Internal consistency has been separated from the other two types of reliability because it is fundamentally different than the other two types of reliability: this kind of reliability is established on the basis of a single test administration. It shows how consistent scores are within a single test. Basically, it is taking a look at whether the test agrees with itself, rather than another measure. This can be especially useful for a test with many questions or trials. Good internal consistency usually indicates that your questions are measuring the same thing, and that any unreliability you have found are not due to fluctuations during the test by the participants, or to observers, and thus must be due to standardization problems in test administration.
There are 3 topics of note in the internal consistency section: (a) Average Inter-Item Correlations, (b) Split-half reliability, and (c) Cronbach's Alpha, Kuder-Ricahrdson method. Each of these sections will be explored individually.
This involves computing correlations between the answers to each question and the answers to each other questions. For example, on a 5 question test, Q1 would be correlated with Q2, Q3, Q4, and Q5, individually, Q2 would be correlated with Q1, Q3, Q4, and Q5, and so on for each question. After all of these answers have been correlated with one another, the correlation is averaged, giving the "Average Inter-Item Correlation." This tells you how much the answers to each question correspond with one another.
This is the most common type of internal consistency measure. The test is arbitrarily divided in half (For example, the first half of the test vs. the second half of the test; or maybe odd numbered questions vs. even numbered questions) after the participant has answered all of the questions. Then each half is correlated with the other. This gives an estimate of how consistent results are within the test. Some things to note though:
Each half has to be exactly the same in what it is measuring
As mentioned earlier, the more questions a test has, the greater its reliability. The split-half technique, by halving the number of questions, makes it so that the reliability coefficient found in the split-half calculation is not as high as the actual reliability of the results. To fix this, researchers use the Spearman-Brown formula, which is:
(2 x r ) / (1 + r )
where r is the originally obtained split-half reliability
Although at this point in the course you may not actually be producing correlations, it is important to know that such a formula exists and the reason it is used.
These are advanced formulas that operate on principles similar to those of split-half reliability.
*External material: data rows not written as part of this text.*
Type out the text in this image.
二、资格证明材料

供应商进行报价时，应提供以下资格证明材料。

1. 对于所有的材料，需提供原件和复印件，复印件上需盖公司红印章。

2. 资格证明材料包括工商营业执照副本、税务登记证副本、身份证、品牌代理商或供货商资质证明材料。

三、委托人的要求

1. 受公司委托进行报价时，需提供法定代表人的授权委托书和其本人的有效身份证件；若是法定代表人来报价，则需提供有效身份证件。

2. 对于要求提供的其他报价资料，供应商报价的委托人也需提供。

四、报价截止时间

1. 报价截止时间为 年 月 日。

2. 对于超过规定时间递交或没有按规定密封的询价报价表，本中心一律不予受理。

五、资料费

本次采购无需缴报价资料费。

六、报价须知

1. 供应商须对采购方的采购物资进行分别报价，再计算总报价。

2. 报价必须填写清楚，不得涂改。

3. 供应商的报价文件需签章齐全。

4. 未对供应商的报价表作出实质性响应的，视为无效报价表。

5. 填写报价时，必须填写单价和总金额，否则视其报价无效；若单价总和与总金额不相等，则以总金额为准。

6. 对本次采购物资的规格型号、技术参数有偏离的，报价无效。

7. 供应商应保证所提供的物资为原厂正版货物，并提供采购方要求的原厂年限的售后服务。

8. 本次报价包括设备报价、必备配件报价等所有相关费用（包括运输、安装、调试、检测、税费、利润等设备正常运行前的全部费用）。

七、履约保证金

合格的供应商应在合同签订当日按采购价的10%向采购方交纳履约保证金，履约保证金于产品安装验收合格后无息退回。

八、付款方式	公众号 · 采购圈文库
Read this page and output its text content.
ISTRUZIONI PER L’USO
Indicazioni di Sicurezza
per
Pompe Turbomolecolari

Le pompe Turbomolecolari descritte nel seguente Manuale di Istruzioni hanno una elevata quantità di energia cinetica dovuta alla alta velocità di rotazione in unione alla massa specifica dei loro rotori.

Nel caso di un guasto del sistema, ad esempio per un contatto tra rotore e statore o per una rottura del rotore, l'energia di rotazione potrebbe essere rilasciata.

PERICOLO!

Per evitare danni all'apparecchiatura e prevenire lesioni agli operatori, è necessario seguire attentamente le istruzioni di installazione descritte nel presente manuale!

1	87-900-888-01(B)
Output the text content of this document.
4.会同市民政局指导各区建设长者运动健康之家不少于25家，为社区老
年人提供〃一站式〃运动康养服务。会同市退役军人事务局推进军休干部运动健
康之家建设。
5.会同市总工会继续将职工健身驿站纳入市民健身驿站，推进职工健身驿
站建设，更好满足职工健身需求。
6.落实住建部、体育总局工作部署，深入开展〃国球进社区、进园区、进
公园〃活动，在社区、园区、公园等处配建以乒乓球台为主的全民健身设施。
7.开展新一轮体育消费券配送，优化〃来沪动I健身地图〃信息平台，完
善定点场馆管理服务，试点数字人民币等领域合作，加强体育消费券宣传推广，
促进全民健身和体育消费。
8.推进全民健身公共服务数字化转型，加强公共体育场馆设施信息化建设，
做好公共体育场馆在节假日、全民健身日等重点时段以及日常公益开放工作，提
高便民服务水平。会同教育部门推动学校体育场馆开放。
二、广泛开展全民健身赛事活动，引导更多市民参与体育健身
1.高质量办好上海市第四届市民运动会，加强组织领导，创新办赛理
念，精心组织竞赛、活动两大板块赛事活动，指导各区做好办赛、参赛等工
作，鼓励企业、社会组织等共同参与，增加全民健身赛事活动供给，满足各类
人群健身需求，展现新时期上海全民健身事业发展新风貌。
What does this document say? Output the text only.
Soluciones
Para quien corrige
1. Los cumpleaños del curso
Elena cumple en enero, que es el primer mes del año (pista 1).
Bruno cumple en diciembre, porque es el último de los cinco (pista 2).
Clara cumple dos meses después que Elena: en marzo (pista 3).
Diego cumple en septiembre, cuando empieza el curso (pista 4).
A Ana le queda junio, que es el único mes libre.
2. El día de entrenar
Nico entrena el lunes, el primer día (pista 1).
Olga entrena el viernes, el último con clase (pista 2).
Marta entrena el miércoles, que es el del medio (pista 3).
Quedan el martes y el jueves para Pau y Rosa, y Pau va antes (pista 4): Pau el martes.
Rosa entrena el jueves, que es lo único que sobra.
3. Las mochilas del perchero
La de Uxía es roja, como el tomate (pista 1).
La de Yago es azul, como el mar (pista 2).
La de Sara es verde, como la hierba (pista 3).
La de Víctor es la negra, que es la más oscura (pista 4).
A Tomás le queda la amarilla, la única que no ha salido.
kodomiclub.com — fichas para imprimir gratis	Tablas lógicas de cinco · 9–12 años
Because the split-half correlation for odd vs. even numbered questions might be different than that for first half vs. second half questions, the Cronbach's Alpha and Kuder-Richardson method are statistical formulas that calculate all of the possible split-half correlations and average them, accounting for the possibility of very different results in any one split half combination that might not be noticed with only one split-half computed. The difference between the two is that the Kuder-Richardson method is used for questions for which the response is binary (there are only two options).
Internal consistency reliability is useful especially for IQ, other cognitive tests, or self-report measures of performance, all of which likely involve many trials. This is because using internal consistency reliability allows the researcher to avoid having to retest or provide excess measures to gain a reliability estimate. Should also be used only on measures in which there are multiple questions measuring a single construct.
Before moving on, try taking this short quiz to make sure that you have a firm grasp on the Types of Reliability. Just Click on the picture below. Once you're sure you understand the concepts in the quiz, you can move on in this unit.
It is important to know when to use each of these types of reliability, and understand the difference, especially when reading research in psychology.
Reliability coefficients can mean different things depending on what is being measured. For example, although a test-retest coefficient of 0.7 - 0.8 is in most forums acceptable, in certain areas (such as the fingerprint article in the "Why Should We Ensure Reliability" Section), reliability must be very high to ensure there is very little error.
These different types of reliability can be complementary, meaning that you can calculate test-retest or equivalent forms reliability as well as internal consistency. For example, if test-retest correlations are low, one can calculate internal consistency and equivalent forms reliability to try and discover where the source of unreliability lies.